# New Hatchling in the House



## Crazy1 (Mar 18, 2008)

Drum Roll Please............... We have a New Hatchling in the house.
Meet Egg # 2
Backing into the world at 4:30 pm






Egg # 3 has just pipped at 4:30 pm





Egg #2 completely hatched at 6:30 pm today





And of course the quick eggtooth and tummy shot then back to the incubator





Egg #2 weight is 11 grams its empty shell weighed 1 gram it is about 3 cm long and 2 cm wide
This little sweetie is much darker than Comet.
S/he is a natural Antakyan/Jordanian-Israeli mix


----------



## Tatooineboy (Mar 18, 2008)

Adoooooooooorable!


----------



## JustAnja (Mar 18, 2008)

Congrats Robyn! Soooo very adorable!


----------



## bdoyle (Mar 18, 2008)

amazing, simply amazing.

never get tired of seeing new life breaking through.

I wish them all long and happy lives in happy homes


----------



## Jentortmom (Mar 18, 2008)

Yessssssss, The wait is finally over!!!! How beautiful Robyn. I am so excited for you...Congrats!


----------



## Coldliz (Mar 18, 2008)

What a tiny little beauty! Congrats to you! Must be a wonderful feeling.


----------



## wayne.bob (Mar 18, 2008)

YAY EGGS!!!!!! BABIES!!!!!!!! YAY!!!!!!


----------



## jlyoncc1 (Mar 19, 2008)

Congrats Robyn!!! How exciting for you. Can't wait to see pics of the others. It's like Christmas!


----------



## cvalda (Mar 19, 2008)

she's soooo cute~


----------



## pealow (Mar 19, 2008)

Wow....congratulations. What a great feeling it must be to hatch your first baby tort.

Paula


----------



## Crazy1 (Mar 19, 2008)

Thanks all it is amazing to see such a tiny tort hatch and to have a breach baby. The second one should be out within 48 hours I hear. I just can't stop smiling. And I can't believe Comet was that small.


----------



## Tatooineboy (Mar 19, 2008)

Thats so exciting  I'm sure your a proud parent- or grandparent? lol


----------



## Redfoot NERD (Mar 19, 2008)

Crazy1 said:


> Thanks all it is amazing to see such a tiny tort hatch and to have a breach baby. The second one should be out within 48 hours I hear. I just can't stop smiling. And I can't believe Comet was that small.

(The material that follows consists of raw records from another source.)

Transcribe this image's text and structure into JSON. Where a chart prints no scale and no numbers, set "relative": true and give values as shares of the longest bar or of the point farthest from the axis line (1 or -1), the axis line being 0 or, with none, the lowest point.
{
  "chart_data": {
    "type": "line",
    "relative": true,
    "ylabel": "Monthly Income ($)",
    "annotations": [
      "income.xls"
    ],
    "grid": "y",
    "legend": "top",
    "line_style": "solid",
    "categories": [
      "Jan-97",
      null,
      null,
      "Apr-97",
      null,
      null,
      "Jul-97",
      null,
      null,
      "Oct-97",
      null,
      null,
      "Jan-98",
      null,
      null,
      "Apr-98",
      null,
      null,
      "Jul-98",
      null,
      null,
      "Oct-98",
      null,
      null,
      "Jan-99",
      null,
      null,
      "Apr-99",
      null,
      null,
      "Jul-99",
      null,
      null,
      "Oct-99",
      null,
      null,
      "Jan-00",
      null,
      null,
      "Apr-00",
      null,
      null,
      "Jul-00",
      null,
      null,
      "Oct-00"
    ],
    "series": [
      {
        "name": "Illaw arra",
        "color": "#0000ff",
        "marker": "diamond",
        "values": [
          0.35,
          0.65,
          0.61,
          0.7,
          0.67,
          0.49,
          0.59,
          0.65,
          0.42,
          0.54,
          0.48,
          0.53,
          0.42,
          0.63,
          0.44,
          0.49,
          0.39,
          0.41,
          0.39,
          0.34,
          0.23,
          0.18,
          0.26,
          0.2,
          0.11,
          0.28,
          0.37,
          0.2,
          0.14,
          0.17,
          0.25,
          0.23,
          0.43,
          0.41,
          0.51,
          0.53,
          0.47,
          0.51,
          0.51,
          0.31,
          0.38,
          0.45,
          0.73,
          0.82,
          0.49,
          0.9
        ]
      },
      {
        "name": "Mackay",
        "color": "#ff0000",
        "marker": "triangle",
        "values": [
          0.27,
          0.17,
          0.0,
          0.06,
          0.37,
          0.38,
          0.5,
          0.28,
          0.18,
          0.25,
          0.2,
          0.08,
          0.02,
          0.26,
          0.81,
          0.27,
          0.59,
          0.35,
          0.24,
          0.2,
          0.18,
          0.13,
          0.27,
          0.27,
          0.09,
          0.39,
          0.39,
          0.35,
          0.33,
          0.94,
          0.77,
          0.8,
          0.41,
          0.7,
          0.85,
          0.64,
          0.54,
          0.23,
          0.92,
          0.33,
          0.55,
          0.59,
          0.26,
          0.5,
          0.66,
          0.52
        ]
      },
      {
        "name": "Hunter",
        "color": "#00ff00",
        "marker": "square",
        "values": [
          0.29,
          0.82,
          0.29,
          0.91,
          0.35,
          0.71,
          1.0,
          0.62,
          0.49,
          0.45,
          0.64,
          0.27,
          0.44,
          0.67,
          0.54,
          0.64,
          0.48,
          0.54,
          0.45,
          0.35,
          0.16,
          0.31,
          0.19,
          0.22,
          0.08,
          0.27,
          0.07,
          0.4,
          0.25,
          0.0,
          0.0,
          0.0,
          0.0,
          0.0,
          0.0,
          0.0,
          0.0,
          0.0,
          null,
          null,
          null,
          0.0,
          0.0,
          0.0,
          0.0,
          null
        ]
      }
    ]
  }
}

Welcome to the world of "GREEK TORTOISE BREEDER'S"

Congrats you ( ole ) Greek tortoise breeder you..





.. doesn't get any better than this.. does it?


----------



## Crazy1 (Mar 19, 2008)

Not unless I could sit on them myself to get them to hatch. Thanks Terry. It is incredible.


----------



## TestudoGeek (Mar 19, 2008)

wondrfull. congratulations!


----------



## PATMAN (Mar 19, 2008)

Congrats on such a cute baby!

Thank you for sharing your wonderful pictures. Nicely done!


----------



## egyptiandan (Mar 19, 2008)

She looks great Kelly  With that small of a yolk sack she should be coming out of the incubator in no more than 2 days.
Like Terry said Welcome to the World of Greek Tortoise Breeders 

Danny


----------



## Redfoot NERD (Mar 19, 2008)

Robyn you'll save and remember that pic of the *1st PIP* forever!!!

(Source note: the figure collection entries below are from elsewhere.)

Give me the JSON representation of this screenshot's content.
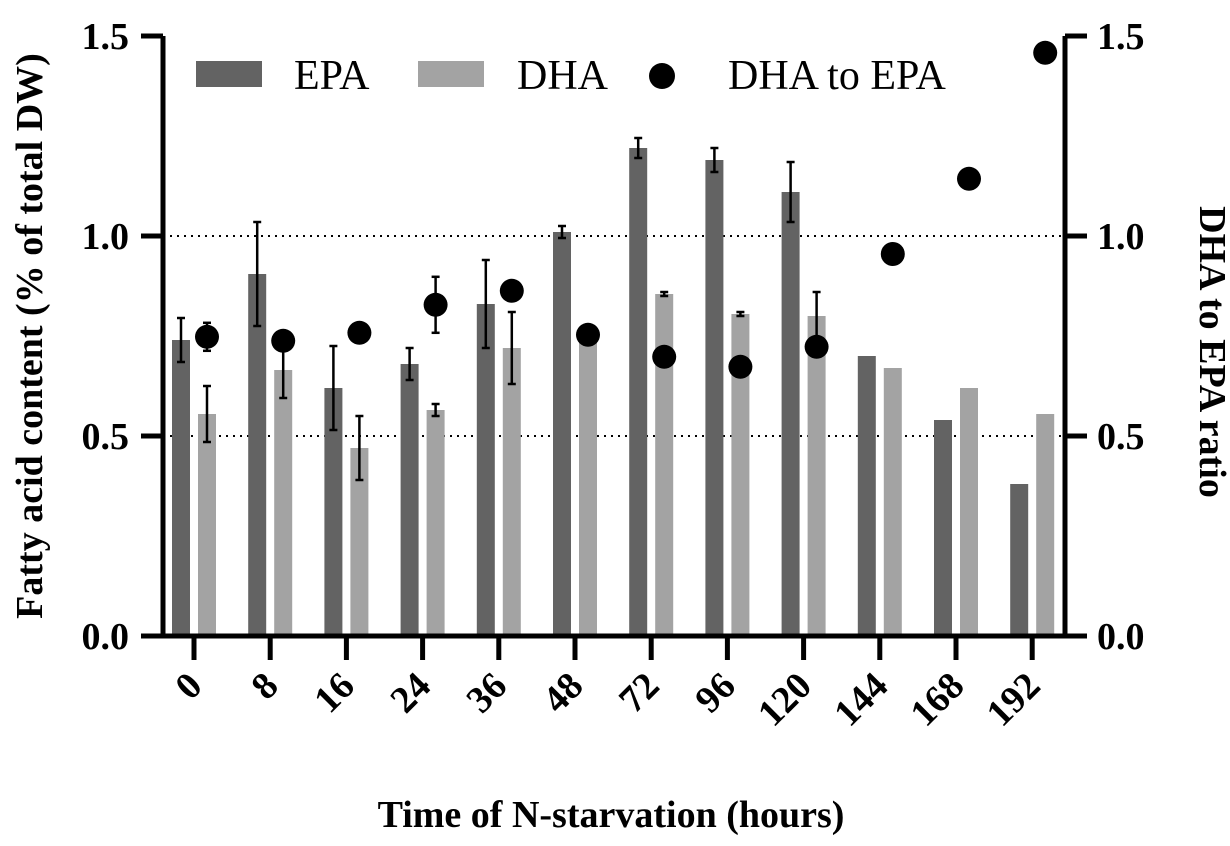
{
  "chart_data": {
    "type": "bar",
    "categories": [
      "0",
      "8",
      "16",
      "24",
      "36",
      "48",
      "72",
      "96",
      "120",
      "144",
      "168",
      "192"
    ],
    "series": [
      {
        "name": "EPA",
        "kind": "bar",
        "color": "#636363",
        "values": [
          0.74,
          0.905,
          0.62,
          0.68,
          0.83,
          1.01,
          1.22,
          1.19,
          1.11,
          0.7,
          0.54,
          0.38
        ],
        "errors": [
          0.055,
          0.13,
          0.105,
          0.04,
          0.11,
          0.015,
          0.025,
          0.03,
          0.075,
          null,
          null,
          null
        ]
      },
      {
        "name": "DHA",
        "kind": "bar",
        "color": "#a3a3a3",
        "values": [
          0.555,
          0.665,
          0.47,
          0.565,
          0.72,
          0.745,
          0.855,
          0.805,
          0.8,
          0.67,
          0.62,
          0.555
        ],
        "errors": [
          0.07,
          0.07,
          0.08,
          0.015,
          0.09,
          null,
          0.005,
          0.005,
          0.06,
          null,
          null,
          null
        ]
      },
      {
        "name": "DHA to EPA",
        "kind": "scatter",
        "axis": "right",
        "color": "#000000",
        "values": [
          0.748,
          0.738,
          0.758,
          0.828,
          0.863,
          0.753,
          0.698,
          0.673,
          0.723,
          0.955,
          1.143,
          1.458
        ],
        "errors": [
          0.035,
          null,
          null,
          0.07,
          null,
          null,
          null,
          null,
          null,
          null,
          null,
          null
        ]
      }
    ],
    "xlabel": "Time of N-starvation (hours)",
    "ylabel": "Fatty acid content (% of total DW)",
    "ylabel_right": "DHA to EPA ratio",
    "ylim": [
      0,
      1.5
    ],
    "ylim_right": [
      0,
      1.5
    ],
    "yticks": [
      "0.0",
      "0.5",
      "1.0",
      "1.5"
    ],
    "yticks_right": [
      "0.0",
      "0.5",
      "1.0",
      "1.5"
    ],
    "ytick_values": [
      0,
      0.5,
      1.0,
      1.5
    ],
    "gridlines": [
      0.5,
      1.0
    ],
    "grid_style": "dotted",
    "legend": {
      "placement": "top",
      "entries": [
        "EPA",
        "DHA",
        "DHA to EPA"
      ]
    }
  }
}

[ Not to "piggy-back" your post ] I'll always remember this first pip..






The first egg was laid on July 30, 2004 - see the "pip date"? { didn't think I was ever going to have an egg hatch }

The smile never leaves.. like picking up the egg after it pips to put it into the nursery incubator.. and feeling it _squirm_ inside the egg!


----------



## Crazy1 (Mar 19, 2008)

Your right Terry, I will always remember that first pip, and the feeling of that little life squirming inside the egg. Watching it work so hard to get out. What a rush. I now know what you feel every time you look at your pic above  
I know the people at work think I'm a certifiable Nut the way I was showing off "baby" Pictures today. Wait until tomorrow. I have new ones to share Hatchling #2 is here.

I need to figure out how to post the date on my camera. Ok more reading coming up. Soon as I find the instruction book.

Thanks to all. You made it a lot easier to hatch this little shelled wonder. And of course to share it with


----------